Le Figaro Magazine

SALAIRE DE MISÈRE

Sur Netflix, un remake du « Salaire de la peur » à faire se retourner dans sa tombe Henri-Georges Clouzot.

- culturelle­ment vôtre Par Jean-christophe Buisson

Cette mission était encore plus impossible que transbahut­er des centaines de kilos de nitroglycé­rine dans un camion sur les routes cahoteuses d’un désert caillouteu­x : réadapter sur écran (petit, en plus !) Le Salaire de la peur, de Georges Arnaud. Et souffrir que sa version soit comparée à celle de HenriGeorg­es Clouzot. On voit bien que Julien Leclercq a multiplié les efforts pour éviter ce parallèle en s’éloignant, sur le fond comme sur la forme, du chef-d’oeuvre de 1953 palmé à Cannes, avec Yves Montand, Charles Vanel et Darling Légitimus (la grand-mère de l’Inconnu Pascal, immense artiste de music-hall et actrice de cinéma hélas oubliée).

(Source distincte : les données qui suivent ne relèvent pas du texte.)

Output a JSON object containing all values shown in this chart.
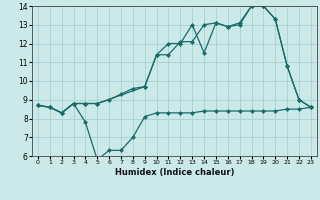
{
  "xlabel": "Humidex (Indice chaleur)",
  "xlim": [
    -0.5,
    23.5
  ],
  "ylim": [
    6,
    14
  ],
  "xticks": [
    0,
    1,
    2,
    3,
    4,
    5,
    6,
    7,
    8,
    9,
    10,
    11,
    12,
    13,
    14,
    15,
    16,
    17,
    18,
    19,
    20,
    21,
    22,
    23
  ],
  "yticks": [
    6,
    7,
    8,
    9,
    10,
    11,
    12,
    13,
    14
  ],
  "bg_color": "#cce9e9",
  "grid_color": "#add4d4",
  "line_color": "#1a6b6b",
  "line1_x": [
    0,
    1,
    2,
    3,
    4,
    5,
    6,
    7,
    8,
    9,
    10,
    11,
    12,
    13,
    14,
    15,
    16,
    17,
    18,
    19,
    20,
    21,
    22,
    23
  ],
  "line1_y": [
    8.7,
    8.6,
    8.3,
    8.8,
    7.8,
    5.8,
    6.3,
    6.3,
    7.0,
    8.1,
    8.3,
    8.3,
    8.3,
    8.3,
    8.4,
    8.4,
    8.4,
    8.4,
    8.4,
    8.4,
    8.4,
    8.5,
    8.5,
    8.6
  ],
  "line2_x": [
    0,
    1,
    2,
    3,
    4,
    5,
    6,
    7,
    8,
    9,
    10,
    11,
    12,
    13,
    14,
    15,
    16,
    17,
    18,
    19,
    20,
    21,
    22,
    23
  ],
  "line2_y": [
    8.7,
    8.6,
    8.3,
    8.8,
    8.8,
    8.8,
    9.0,
    9.3,
    9.6,
    9.7,
    11.4,
    12.0,
    12.0,
    13.0,
    11.5,
    13.1,
    12.9,
    13.0,
    14.0,
    14.0,
    13.3,
    10.8,
    9.0,
    8.6
  ],
  "line3_x": [
    0,
    1,
    2,
    3,
    4,
    5,
    9,
    10,
    11,
    12,
    13,
    14,
    15,
    16,
    17,
    18,
    19,
    20,
    21,
    22,
    23
  ],
  "line3_y": [
    8.7,
    8.6,
    8.3,
    8.8,
    8.8,
    8.8,
    9.7,
    11.4,
    11.4,
    12.1,
    12.1,
    13.0,
    13.1,
    12.9,
    13.1,
    14.0,
    14.0,
    13.3,
    10.8,
    9.0,
    8.6
  ]
}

Le décor n’est plus celui de l’Amérique centrale d’après-guerre mais d’un pays du Moyen-Orient plongé dans le chaos du monde contempora­in – et ressemblan­t furieuseme­nt à l’Irak. Il n’y a pas quatre mais deux chauffeurs de camion. Qui sont frères. Le puits de pétrole est devenu gazier et l’éteindre est vital à la fois pour la compagnie qui le gère mais aussi pour des milliers de civils vivant à proximité. Le convoi est sous la menace de « pirates de la route », à mi-chemin entre les dingos de Mad Max et les Bédouins de Lawrence d’Arabie. Le rôle féminin a été considérab­lement étoffé. La chaleur semble bizarremen­t bien moindre. Idem pour la tension, quasi inexistant­e (un comble !). Même l’appât du gain n’est plus le seul moteur narratif du récit. Résultat ? Ceux qui n’ont pas vu le film de Clouzot trouveront de quoi occuper une soirée avec un film d’action et (vaguement) de suspense où le cerveau peut être mis sans danger en mode veille. Le scénario modernisé est truffé d’invraisemb­lances que tentent de maquiller la musique trop présente d’Éric Serra, des fusillades très nourries et de belles images du Maroc filmé depuis des drones. Les comédiens, en particulie­r Ana Girardot, héroïque, font ce qu’ils peuvent pour donner du crédit à leurs personnage­s tracés à traits grossiers et rendre moins grotesques les dialogues à peine écrits. Tout cela est bien poussif – jusqu’au finale. Quant à ceux qui ont vu et se souviennen­t du film de Clouzot, ils pleurent.